Тем не менее, Эйнштейн считал (и Пирс был полностью с этим согласен), что Юм и Рассел были правы, когда утверждали: «Мышление приобретает материальное содержание только через связь с сенсорными данными».22 Иными словами, образ, которой нельзя привязать к чувственному опыту, лишён смысла. Он не имеет материального содержания.

Пытливый читатель может возразить, что научная фантастика и фэнтэзи порой достигают высокой степени независимости от обычного опыта обычной жизни; но по зрелому размышлению становится ясно, что даже научная фантастика и фэнтэзи всё-таки должны напоминать реальность, чтобы вымысел можно было хоть как-то интерпретировать. Гремучая змея из кошмарного сна должна быть похожа на гремучих змей, с которыми мы или наши знакомые сталкивались когда-то в реальной жизни – иначе откуда нам знать, что мы видели во сне именно её? Бело-розовый пятнистый павиан, который проплыл мимо вашего окна, когда вы замечтались на уроке английской грамматики, на самом деле похож на все те розовые, белые и пятнистые предметы, которые вы видели в своей жизни, и в то же время на настоящего павиана, – иначе как бы он мог возникнуть в нашем воображении? Стоит отбросить сходство с реальностью – и любой образ навсегда утратит шанс быть распознанным.

Основываясь на этом знании, вернемся к рассуждениям Эйнштейна о способности к речи. Он вкратце повторяет и расширяет утверждение Дарвина, что дети постигают язык, повторяя при этом этапы возникновения языка:

«Первый шаг к появлению языка – связать... коммутируемые [то есть пригодные для обмена] знаки с чувственными ощущениями. Очень вероятно, что все склонные к контактам животные достигли этого примитивного уровня общения – по крайней мере, до какой-то степени. Более высокий уровень достигается тогда, когда вводятся и понимаются другие знаки, устанавливающие отношения между теми знаками, которые обозначают чувственные ощущения. На этой стадии уже возможно выразить целый комплекс ощущений; здесь мы уже можем говорить о появлении языка».23

Далее он утверждает, что лишь на ещё более поздней стадии, «когда часто используются так называемые абстрактные понятия», «язык становится инструментом мышления в полном смысле слова». На этом этапе язык достигает «большей внутренней стройности», и одновременно ослабевает его прямая зависимость от «информации, полученной через ощущения». В результате возникают вопросы об истинности и ложности и о степени значимости. Эйнштейн утверждает, что именно на этой более поздней стадии «все зависит от того, до какой степени слова и словосочетания соответствуют миру ощущений».24

Здесь Эйнштейн дает краткое и четкое определение тому, что философы назвали «теорией соответствия истине». Эта теория гласит: знак (отображение) можно назвать истинным, если он точно соответствует тому, что представляет.

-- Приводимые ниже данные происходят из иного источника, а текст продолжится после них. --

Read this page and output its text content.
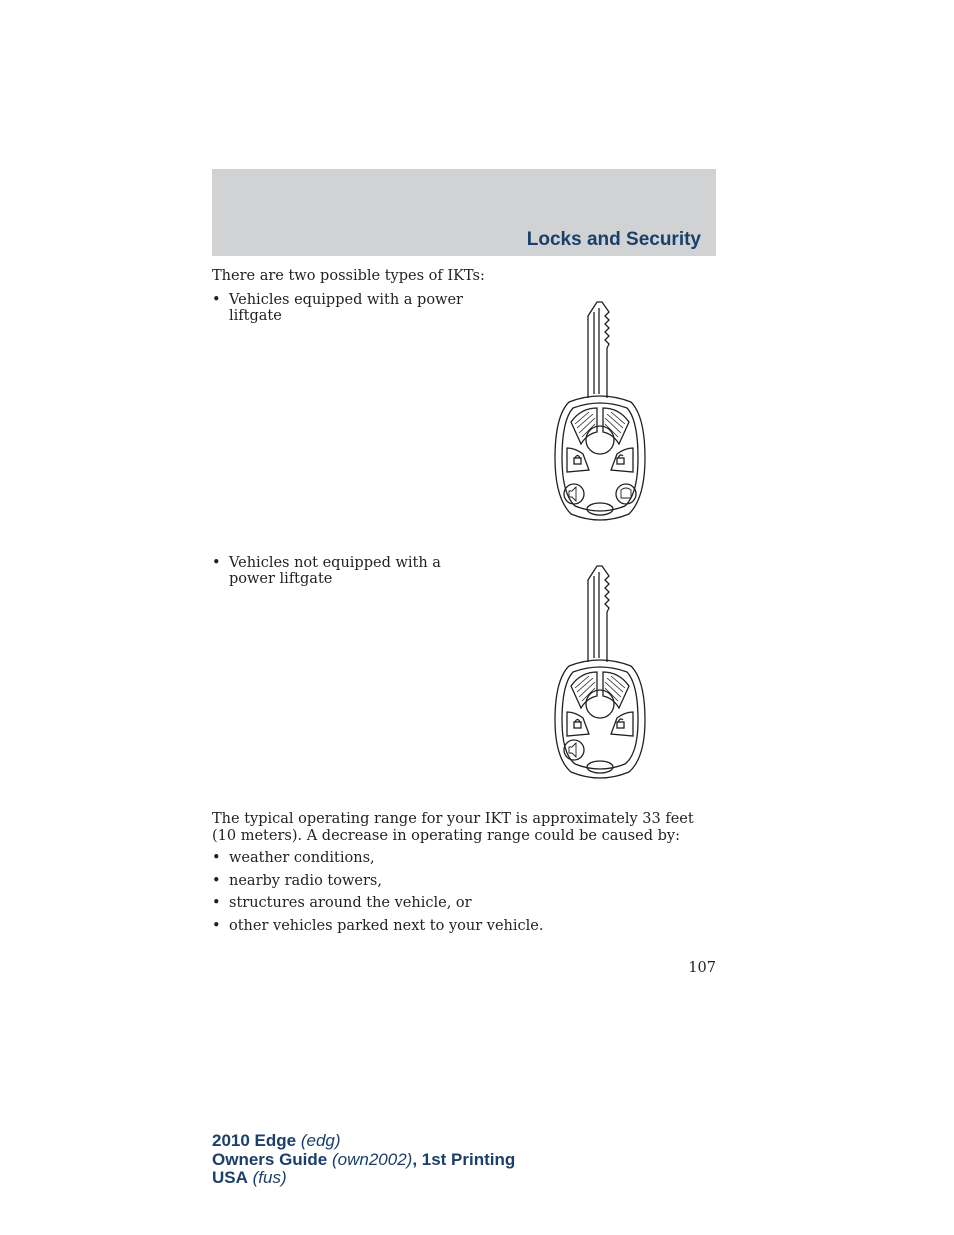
Locks and Security
There are two possible types of IKTs:
• Vehicles equipped with a power
liftgate
• Vehicles not equipped with a
power liftgate
The typical operating range for your IKT is approximately 33 feet
(10 meters). A decrease in operating range could be caused by:
• weather conditions,
• nearby radio towers,
• structures around the vehicle, or
• other vehicles parked next to your vehicle.
107
2010 Edge (edg)
Owners Guide (own2002), 1st Printing
USA (fus)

Теория соответствия лежит в основе теории абдукции Пирса,25 и ее можно изобразить с помощью простой схемы (см. рисунок 1).

С одной стороны нашего разумного познания мира (слева на схеме) – данные о мире, существующем вокруг нас. Естественно, наши тела – тоже часть этого внешнего мира. С другой стороны – справа на схеме – находятся значимые отображения (высказанные слова, жесты и чувственные ощущения), дающие нам информацию и формирующие наш опыт по отношению к окружающему миру. Если отображение точно соответствует факту внешнего мира, мы говорим, что это отображение истинно; в противном случае оно ложно.

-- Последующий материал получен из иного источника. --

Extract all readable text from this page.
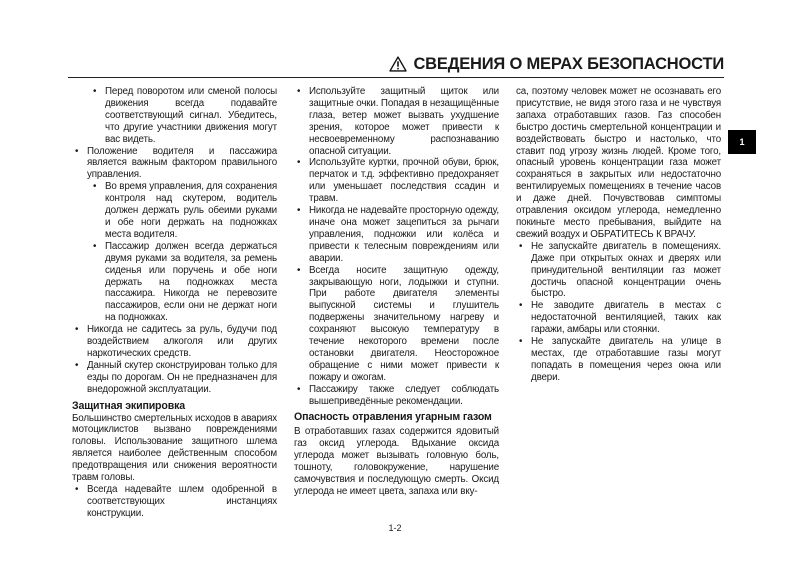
СВЕДЕНИЯ О МЕРАХ БЕЗОПАСНОСТИ
1

• Перед поворотом или сменой полосы движения всегда подавайте соответствующий сигнал. Убедитесь, что другие участники движения могут вас видеть.

• Положение водителя и пассажира является важным фактором правильного управления.

• Во время управления, для сохранения контроля над скутером, водитель должен держать руль обеими руками и обе ноги держать на подножках места водителя.

• Пассажир должен всегда держаться двумя руками за водителя, за ремень сиденья или поручень и обе ноги держать на подножках места пассажира. Никогда не перевозите пассажиров, если они не держат ноги на подножках.

• Никогда не садитесь за руль, будучи под воздействием алкоголя или других наркотических средств.

• Данный скутер сконструирован только для езды по дорогам. Он не предназначен для внедорожной эксплуатации.

Защитная экипировка

Большинство смертельных исходов в авариях мотоциклистов вызвано повреждениями головы. Использование защитного шлема является наиболее действенным способом предотвращения или снижения вероятности травм головы.

• Всегда надевайте шлем одобренной в соответствующих инстанциях конструкции.

• Используйте защитный щиток или защитные очки. Попадая в незащищённые глаза, ветер может вызвать ухудшение зрения, которое может привести к несвоевременному распознаванию опасной ситуации.

• Используйте куртки, прочной обуви, брюк, перчаток и т.д. эффективно предохраняет или уменьшает последствия ссадин и травм.

• Никогда не надевайте просторную одежду, иначе она может зацепиться за рычаги управления, подножки или колёса и привести к телесным повреждениям или аварии.

• Всегда носите защитную одежду, закрывающую ноги, лодыжки и ступни. При работе двигателя элементы выпускной системы и глушитель подвержены значительному нагреву и сохраняют высокую температуру в течение некоторого времени после остановки двигателя. Неосторожное обращение с ними может привести к пожару и ожогам.

• Пассажиру также следует соблюдать вышеприведённые рекомендации.

Опасность отравления угарным газом

В отработавших газах содержится ядовитый газ оксид углерода. Вдыхание оксида углерода может вызывать головную боль, тошноту, головокружение, нарушение самочувствия и последующую смерть. Оксид углерода не имеет цвета, запаха или вку-

са, поэтому человек может не осознавать его присутствие, не видя этого газа и не чувствуя запаха отработавших газов. Газ способен быстро достичь смертельной концентрации и воздействовать быстро и настолько, что ставит под угрозу жизнь людей. Кроме того, опасный уровень концентрации газа может сохраняться в закрытых или недостаточно вентилируемых помещениях в течение часов и даже дней. Почувствовав симптомы отравления оксидом углерода, немедленно покиньте место пребывания, выйдите на свежий воздух и ОБРАТИТЕСЬ К ВРАЧУ.

• Не запускайте двигатель в помещениях. Даже при открытых окнах и дверях или принудительной вентиляции газ может достичь опасной концентрации очень быстро.

• Не заводите двигатель в местах с недостаточной вентиляцией, таких как гаражи, амбары или стоянки.

• Не запускайте двигатель на улице в местах, где отработавшие газы могут попадать в помещения через окна или двери.

1-2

Рис. 1. Логическая форма истинного
отображения конкретных фактов

Чтобы отображения (репрезентации) имели смысл, они должны обязательно соотноситься, хотя бы косвенно, с внешним миром. Отображения, недостаточно связанные с окружающим миром (при прочих равных условиях), недостаточны как таковые. Эйнштейн выдвинул тезис об истинности данного предположения, но развил и доказал его Пирс.26

Позже мы вернемся к Эйнштейну и рисунку 1. Пока же нам важно помнить его вывод о том, что «между языком и мышлением существует внутренняя связь», и контекстуально связанное с ним умозаключение, что ребенок, которого лишили нормального «вербального руководства, характерного для его окружения», приобретёт «очень плохую интеллектуальную форму».27 Далее мы покажем, что продукты языка и продукты генетической основы жизни в этом отношении очень похожи: и языковые, и биологические структуры ясно свидетельствуют о разумном замысле.

В 1947 году швейцарский психолог Жан Пиаже (1896-1980) выступил с выводами, очень близкими к выводам Эйнштейна, сделанным шестью годами раньше, об отношении между языком и развивающимся интеллектом ребенка. Пиаже считал, что «система коллективных знаков», с которой постепенно знакомится ребенок, развивает символическую функцию «до такой степени, которой человек не может достичь в одиночку».28 Человек, лишённый возможности овладевать языком сообщества, отстаёт в умственном развитии. Печальное доказательство тому – глухие от рождения дети, которым не давали учить язык знаков, заставляя их читать по губам и разговаривать.29 В результате такой политики глухие дети останавливались в развитии, не достигая того уровня, которого смогли бы достичь, пользуясь языком знаков.
 

Лев Семенович Выготский

Современником и оппонентом Пиаже был русский психолог Лев Выготский. Его блестящий талант особенно ощутим на фоне ранней смерти в возрасте 38 лет (Пиаже, родившийся в один год с Выготским, пережил его на 46 лет). Выготский исследовал «одну из самых сложных проблем психологии – взаимосвязь мышления и языка».30 Разрабатывая этот вопрос, Выготский предвосхитил идею, много позже высказанную Ноамом Хомски: исследование языка открывает нам окошко, через которое мы сможем увидеть, как работает мысль.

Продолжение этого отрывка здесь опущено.